Eine Funktionsstörung des Hypothalamus spielt eine Rolle bei:

  • Hypothalamus-Hypophysen-Erkrankungen. Aufgrund der engen Wechselwirkungen zwischen Ihrem Hypothalamus und Ihrer Hypophyse werden Erkrankungen, die beide betreffen, Hypothalamus-Hypophysen-Erkrankungen genannt. Bestimmte Hormontests können helfen, das genaue Hormon zu bestimmen, um eine spezifischere Diagnose zu stellen.
  • Hypopituitarismus. Dieser Zustand kann durch eine Schädigung Ihrer Hypophyse oder Ihres Hypothalamus verursacht werden, die sich direkt auf die Hypophyse auswirkt.
  • Diabetes insipidus. Dieser Zustand tritt auf, wenn Ihr Hypothalamus nicht genügend Vasopressin produziert und freisetzt. Dadurch verlieren Ihre Nieren zu viel Wasser und es kommt zu übermäßigem Urinieren und Durst.
  • Prader-Willi-Syndrom. Diese Erbkrankheit führt dazu, dass Ihr Hypothalamus das Sättigungsgefühl beim Essen nicht erkennt. Ohne dieses Gefühl verspüren Sie einen ständigen Drang zu essen und es besteht die Gefahr von Fettleibigkeit.
  • Kallmann-Syndrom. Dieses Syndrom hat einen genetischen Zusammenhang mit einer Hypothalamuserkrankung, die bei Kindern zu hypothalamischen Problemen wie einer verzögerten oder fehlenden Pubertät führt.
  • Akromegalie und Hypophysen-Gigantismus. Dies sind seltene Wachstumsstörungen, die auf eine übermäßige Freisetzung von Wachstumshormonen aus Ihrer Hypophyse zurückzuführen sind.
  • Syndrom des unangemessenen antidiuretischen Hormons. Dies geschieht, wenn der Spiegel des antidiuretischen Hormons zu hoch ist. Zu den Ursachen gehören Schlaganfall, Blutung, Infektion, Trauma, Krebs und bestimmte Medikamente.
  • Zentrale Hypothyreose. Die zentrale Hypothyreose ist eine seltene Erkrankung, die sowohl auf Hypothalamus- als auch auf Hypophysenstörungen zurückzuführen ist. Die häufigste Ursache ist ein Hypophysentumor wie ein Hypophysenadenom.
  • Funktionelle hypothalamische Amenorrhoe. Unter dieser Bedingung versteht man das Ausbleiben der Periode für mehr als drei Monate, wenn Sie eine Frau sind, die zuvor regelmäßig ihre Periode hatte, oder für mehr als sechs Monate, wenn Sie eine unregelmäßige Menstruation haben. Die häufigste Ursache dieser Erkrankung ist eine hypothalamische Dysfunktion.
  • Hyperprolaktinämie. Ein Rückgang des Dopaminspiegels führt zu einem Anstieg des Prolaktinspiegels. Zu den Ursachen zählen ein Tumor, Schäden an Nervenzellen im Hypothalamus und andere Ursachen.

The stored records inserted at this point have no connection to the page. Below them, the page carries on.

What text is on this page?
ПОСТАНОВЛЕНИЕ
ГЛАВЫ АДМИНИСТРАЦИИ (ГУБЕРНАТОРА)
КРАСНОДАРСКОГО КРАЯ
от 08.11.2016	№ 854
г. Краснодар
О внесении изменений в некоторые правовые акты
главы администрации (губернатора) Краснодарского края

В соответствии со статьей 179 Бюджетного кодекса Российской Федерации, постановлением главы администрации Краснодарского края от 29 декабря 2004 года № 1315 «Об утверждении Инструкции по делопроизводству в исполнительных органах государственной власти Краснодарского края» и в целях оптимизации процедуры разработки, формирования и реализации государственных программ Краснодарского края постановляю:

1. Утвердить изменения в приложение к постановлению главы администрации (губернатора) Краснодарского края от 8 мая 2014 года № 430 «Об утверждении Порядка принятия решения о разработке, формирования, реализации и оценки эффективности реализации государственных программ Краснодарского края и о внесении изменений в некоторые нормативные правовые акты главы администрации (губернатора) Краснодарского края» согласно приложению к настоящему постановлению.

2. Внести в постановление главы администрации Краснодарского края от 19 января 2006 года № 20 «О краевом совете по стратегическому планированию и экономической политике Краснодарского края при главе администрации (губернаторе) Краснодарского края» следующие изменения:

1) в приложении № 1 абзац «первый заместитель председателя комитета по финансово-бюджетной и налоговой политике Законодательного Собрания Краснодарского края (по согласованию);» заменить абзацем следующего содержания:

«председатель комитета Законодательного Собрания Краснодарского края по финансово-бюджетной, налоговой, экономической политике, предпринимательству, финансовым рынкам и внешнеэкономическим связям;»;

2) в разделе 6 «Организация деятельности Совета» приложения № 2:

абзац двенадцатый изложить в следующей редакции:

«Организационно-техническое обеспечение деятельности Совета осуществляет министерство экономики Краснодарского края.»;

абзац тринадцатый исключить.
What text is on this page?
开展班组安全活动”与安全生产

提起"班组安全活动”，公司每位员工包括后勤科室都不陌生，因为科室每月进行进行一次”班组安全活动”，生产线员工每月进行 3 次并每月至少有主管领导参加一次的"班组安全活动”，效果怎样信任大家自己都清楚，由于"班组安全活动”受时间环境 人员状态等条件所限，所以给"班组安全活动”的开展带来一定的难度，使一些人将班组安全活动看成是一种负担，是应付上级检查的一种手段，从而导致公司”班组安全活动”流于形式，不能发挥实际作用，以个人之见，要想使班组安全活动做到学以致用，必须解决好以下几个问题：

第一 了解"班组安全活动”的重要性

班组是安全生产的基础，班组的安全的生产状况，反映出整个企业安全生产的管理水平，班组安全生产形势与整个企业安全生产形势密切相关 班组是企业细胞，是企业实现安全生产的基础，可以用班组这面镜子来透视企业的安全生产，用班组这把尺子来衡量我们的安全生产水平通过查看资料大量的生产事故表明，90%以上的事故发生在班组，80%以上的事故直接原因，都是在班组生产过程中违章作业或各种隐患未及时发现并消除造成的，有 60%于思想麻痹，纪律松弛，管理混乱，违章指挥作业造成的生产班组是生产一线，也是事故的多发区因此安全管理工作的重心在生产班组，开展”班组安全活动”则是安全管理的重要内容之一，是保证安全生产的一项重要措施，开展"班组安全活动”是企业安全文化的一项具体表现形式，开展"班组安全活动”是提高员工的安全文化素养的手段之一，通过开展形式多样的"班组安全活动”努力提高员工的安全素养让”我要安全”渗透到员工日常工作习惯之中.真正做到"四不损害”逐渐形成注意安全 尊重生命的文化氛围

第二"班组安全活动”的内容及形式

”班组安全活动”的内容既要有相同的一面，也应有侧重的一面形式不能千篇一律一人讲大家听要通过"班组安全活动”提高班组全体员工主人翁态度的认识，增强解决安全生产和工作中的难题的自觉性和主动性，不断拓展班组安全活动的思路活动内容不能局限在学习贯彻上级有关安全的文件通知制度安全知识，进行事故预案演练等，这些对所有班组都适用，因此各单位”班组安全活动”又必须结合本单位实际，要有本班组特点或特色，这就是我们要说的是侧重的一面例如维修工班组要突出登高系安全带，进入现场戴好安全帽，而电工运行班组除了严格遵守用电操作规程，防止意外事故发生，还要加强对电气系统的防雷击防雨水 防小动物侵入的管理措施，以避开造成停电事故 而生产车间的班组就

Was sind die Symptome einer Hypothalamus-Dysfunktion?

Die Symptome einer Hypothalamus-Dysfunktion hängen von der Art des beteiligten Hormons ab und davon, ob der Hormonspiegel zu niedrig oder zu hoch ist. Zu den Symptomen eines Hypothalamusproblems können gehören:

  • Hoher Blutdruck oder niedriger Blutdruck
  • Wassereinlagerungen oder Austrocknung
  • Gewichtsverlust oder Gewichtszunahme mit oder ohne Appetitveränderung
  • Unfruchtbarkeit
  • Schlechte Knochengesundheit
  • Verzögerte Pubertät
  • Muskelverlust und -schwäche
  • Schwankungen der Körpertemperatur
  • Schlafstörungen (Insomnie)
  • Häufiges Bedürfnis, zu pinkeln

Eine Notiz von Swip Health

Der Hypothalamus Ihres Gehirns ist das „intelligente Kontrollzentrum“ Ihres Körpers. So wie das „intelligente Steuerungssystem“ Ihres Zuhauses Wärme, Kälte, Sicherheit und alles, was Sie für ein erfolgreich funktionierendes Zuhause benötigen, automatisch anpasst, übernimmt auch Ihr Hypothalamus die gleiche Funktion in Ihrem Körper.

Es arbeitet direkt an Ihrem autonomen System, um Funktionen wie Herzfrequenz, Blutdruck und Körpertemperatur nahtlos zu verwalten. Es wirkt auch durch die Freisetzung von Hormonen, die andere Hormone oder andere Drüsen anweisen, andere Körperfunktionen wie Schlaf, Stimmung, Muskel- und Knochenwachstum und Sexualtrieb zu steuern. Viele Erkrankungen können Ihren Hypothalamus beeinträchtigen und eine Vielzahl von Gesundheitsproblemen verursachen.